OpenAjax Alliance Sets Standards for Metadata, Widget Interop and Mashup Security

The OpenAjax Alliance taps its broad industry membership to deliver standards for metadata integration, mashup security and widget interoperability. The organization tapped leading members such as IBM, Microsoft, Adobe, Aptana, the Eclipse Foundation, Google, the Dojo Foundation and others to help craft the standard.

The OpenAjax Alliance has made good on promises it made earlier about boosting enterprise-class Web development with new Web 2.0 specifications and widget standards.
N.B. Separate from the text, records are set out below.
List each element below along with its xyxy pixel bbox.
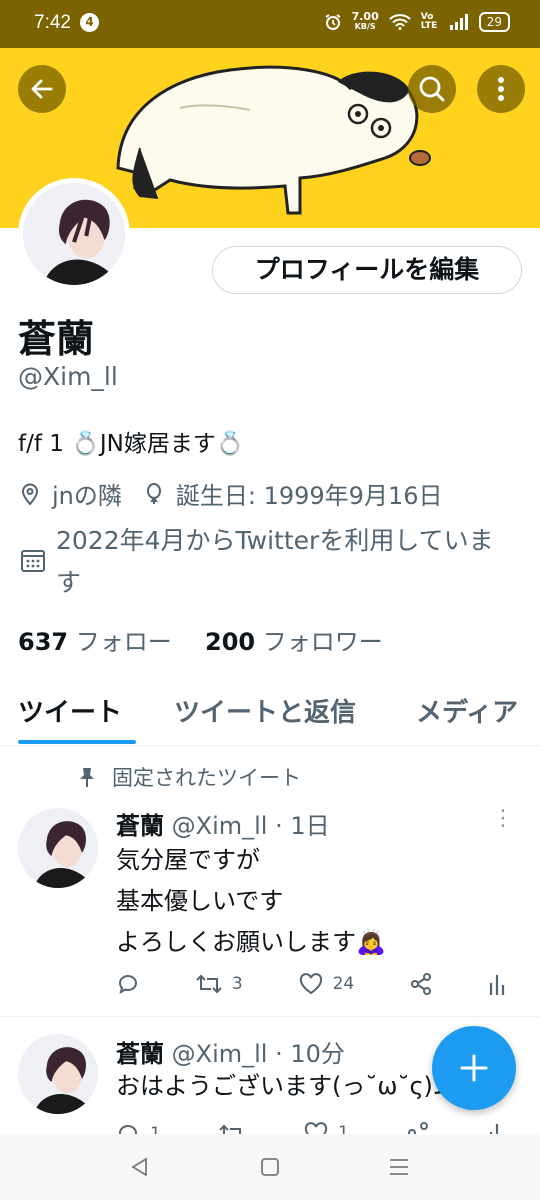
- pin-icon: [80, 768, 94, 787]
- nav-menu-icon[interactable]: [388, 1157, 410, 1177]
- tweet-avatar[interactable]: [18, 1034, 98, 1114]
- profile-birthday: 誕生日: 1999年9月16日: [175, 482, 443, 510]
- more-options-button[interactable]: [477, 65, 525, 113]
- tweet-meta: @Xim_ll · 1日: [171, 812, 330, 840]
- analytics-button[interactable]: [488, 973, 506, 995]
- search-button[interactable]: [408, 65, 456, 113]
- tweet-actions: 3 24: [116, 972, 506, 996]
- pinned-label-text: 固定されたツイート: [112, 766, 301, 790]
- followers-count: 200: [205, 628, 256, 656]
- tweet-header: 蒼蘭 @Xim_ll · 1日: [116, 806, 330, 841]
- tweet-avatar-illustration: [18, 1034, 98, 1114]
- like-icon: [304, 1122, 328, 1134]
- profile-tabs: ツイート ツイートと返信 メディア: [0, 686, 540, 746]
- tweet-line: 基本優しいです: [116, 887, 284, 915]
- calendar-icon: [21, 550, 45, 572]
- avatar-illustration: [23, 183, 125, 285]
- display-name: 蒼蘭: [18, 317, 95, 361]
- signal-icon: [449, 14, 468, 30]
- alarm-icon: [325, 14, 341, 30]
- tab-tweets-and-replies[interactable]: ツイートと返信: [174, 692, 356, 729]
- analytics-icon: [489, 975, 505, 995]
- volte-indicator: Vo LTE: [420, 12, 438, 31]
- system-nav-bar: [0, 1134, 540, 1200]
- retweet-button[interactable]: [219, 1122, 245, 1134]
- nav-home-icon[interactable]: [260, 1157, 280, 1177]
- retweet-count: 3: [231, 974, 243, 994]
- network-speed: 7.00 KB/S: [351, 10, 379, 32]
- share-button[interactable]: [410, 973, 432, 995]
- following-label: フォロー: [75, 628, 172, 656]
- tweet-line: おはようございます(っ˘ω˘ς)ム: [116, 1072, 457, 1100]
- share-button[interactable]: [407, 1122, 429, 1134]
- followers-link[interactable]: 200 フォロワー: [205, 628, 383, 656]
- tweet-avatar[interactable]: [18, 808, 98, 888]
- like-button[interactable]: 1: [304, 1122, 349, 1134]
- like-count: 24: [332, 974, 355, 994]
- more-vertical-icon: [498, 77, 504, 101]
- battery-indicator: 29: [478, 12, 510, 32]
- tweet-divider: [0, 1016, 540, 1017]
- profile-meta-row: jnの隣 誕生日: 1999年9月16日: [18, 476, 443, 511]
- tweet-actions: 1 1: [116, 1122, 506, 1134]
- tweet-line: よろしくお願いします🙇‍♀️: [116, 928, 386, 956]
- tweet-text: 気分屋ですが 基本優しいです よろしくお願いします🙇‍♀️: [116, 840, 386, 963]
- network-speed-value: 7.00: [351, 10, 379, 23]
- wifi-icon: [389, 14, 411, 30]
- tab-media[interactable]: メディア: [416, 692, 518, 729]
- reply-button[interactable]: 1: [116, 1122, 161, 1134]
- like-count: 1: [337, 1123, 349, 1134]
- balloon-icon: [142, 482, 166, 506]
- tab-tweets[interactable]: ツイート: [18, 692, 122, 729]
- network-speed-unit: KB/S: [354, 22, 376, 31]
- tweet-text: おはようございます(っ˘ω˘ς)ム: [116, 1066, 457, 1107]
- retweet-icon: [219, 1124, 242, 1134]
- profile-bio: f/f 1 💍JN嫁居ます💍: [18, 431, 245, 457]
- compose-plus-icon: [460, 1054, 488, 1082]
- retweet-icon: [196, 974, 222, 994]
- back-arrow-icon: [31, 79, 53, 99]
- profile-location: jnの隣: [52, 482, 122, 510]
- compose-tweet-button[interactable]: [432, 1026, 516, 1110]
- tweet-line: 気分屋ですが: [116, 846, 260, 874]
- tweet-author-name[interactable]: 蒼蘭: [116, 1040, 164, 1068]
- location-icon: [18, 482, 42, 506]
- profile-avatar[interactable]: [18, 178, 130, 290]
- notification-count-badge: 4: [80, 13, 99, 32]
- back-button[interactable]: [18, 65, 66, 113]
- tweet-more-icon[interactable]: ⋮: [492, 806, 514, 831]
- following-link[interactable]: 637 フォロー: [18, 628, 172, 656]
- tweet-author-name[interactable]: 蒼蘭: [116, 812, 164, 840]
- like-icon: [299, 973, 322, 995]
- status-icons: 7.00 KB/S Vo LTE 29: [324, 10, 510, 32]
- tweet-header: 蒼蘭 @Xim_ll · 10分: [116, 1034, 345, 1069]
- analytics-button[interactable]: [488, 1122, 506, 1134]
- user-handle: @Xim_ll: [18, 362, 118, 391]
- reply-count: 1: [150, 1124, 161, 1134]
- tweet-avatar-illustration: [18, 808, 98, 888]
- nav-back-icon[interactable]: [130, 1157, 150, 1177]
- edit-profile-button[interactable]: プロフィールを編集: [212, 246, 522, 294]
- tweet-meta: @Xim_ll · 10分: [171, 1040, 345, 1068]
- like-button[interactable]: 24: [299, 973, 355, 995]
- follow-stats: 637 フォロー 200 フォロワー: [18, 622, 383, 657]
- share-icon: [411, 973, 432, 995]
- pinned-tweet-label: 固定されたツイート: [78, 762, 301, 792]
- profile-joined-date: 2022年4月からTwitterを利用しています: [56, 526, 494, 597]
- status-bar: 7:42 4 7.00 KB/S Vo LTE 29: [0, 0, 540, 48]
- reply-icon: [119, 975, 137, 995]
- status-time: 7:42: [34, 12, 71, 33]
- share-icon: [408, 1122, 429, 1134]
- retweet-button[interactable]: 3: [196, 972, 243, 996]
- followers-label: フォロワー: [262, 628, 383, 656]
- search-icon: [419, 76, 445, 102]
- following-count: 637: [18, 628, 69, 656]
- reply-button[interactable]: [116, 972, 140, 996]
- reply-icon: [119, 1125, 137, 1134]
- active-tab-indicator: [18, 740, 136, 744]
- analytics-icon: [489, 1124, 505, 1134]
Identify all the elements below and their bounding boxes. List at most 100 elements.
I first reported on the organization's moves in September, when Jon Ferraiolo, a Web architect in IBM's emerging technologies group, shed light on the subject at a rich Web conference in Vienna, Va. Ferraiolo discussed early work on the efforts now coming to fruition in terms of metadata integration, mashup security and a widget interoperability standard. At the event in early September in Virginia, Ferraiolo spoke on Interoperable Asynchronous JavaScript and XML (AJAX) tools and mashups.

However, "we're completing an interoperability event where members have implemented the tooling standard and the mashup standard," Ferraiolo said. For instance, Adobe's DreamWeaver team announced support for the new OpenAjax Widget Format in the new DreamWeaver CS4, and the Eclipse Foundation has implemented the OpenAjax JavaScript API, Ferraiolo said.

The question is, however, has AJAX gone the way of XML -- being a vital technology but no longer in need of a spotlight or showcase event to show it off because it is so integral to systems. Indeed, XML is just there. It's in the plumbing -- everybody has it and most everybody knows it.

However, if a conference must be held on the subject, AJAXWorld in San Jose, Calif., is as good as any, coming on the heels of The Ajax Experience conference in Boston. Meanwhile, at the AJAXWorld show, the OpenAjax Alliance announced the successful interoperability of two key technologies with more than a dozen AJAX products. These advances will further enable software developers to create enterprise-class Web sites with Web 2.0 features using its open standards software.

AJAX, based on open formats such as HTML and JavaScript, is the Web development technology behind most interactive, rich Web 2.0 applications-such as mashups, widgets and gadgets. With today's milestone, the Alliance is showing that the technologies announced in the spring can successfully interoperate with industry-leading AJAX products.

The OpenAjax standards address two workflows, AJAX Integrated Development Environments (IDEs) and AJAX mashups. These OpenAjax standards initiatives will enable better AJAX developer tools and will promote greater security and interoperability with mashups, Ferraiolo said. This is critical as Web 2.0 applications extend from the consumer space into the enterprise.

For instance, Adobe, Aptana, the Dojo Foundation, the Eclipse Foundation, Google, IBM, ILOG, Lightstreamer, Nexaweb, Programmable Web, SAP and TIBCO are among the vendors that received interoperability awards today for OpenAjax standards for IDEs and mashups, a Web site or application that combines content from more than one source into a browser-based Web application.

"The Eclipse Foundation has expanded its industry-leading open source IDE technologies to go beyond Java to also support JavaScript and AJAX developers," said Mike Milinkovich, executive director of the Eclipse Foundation. "We strongly support the IDE interoperability efforts at OpenAjax Alliance and are excited about our future support for OpenAjax Metadata within Eclipse's JSDT [JavaScript Development Toolkit] component. Our various JavaScript initiatives will allow Web developers to experience the same power and flexibility advantages that Java developers have realized for years from the open-source Eclipse platform."

"We took Aptana's format as a starting point then we worked with a group including Microsoft and Eclipse to help shape that into an OpenAjax Alliance standard," Ferraiolo said.

Indeed, he said, "we're happy about the broad participation on the mashup side, especially for the enterprise side, and that the promise of Eclipse 2.0 can happen."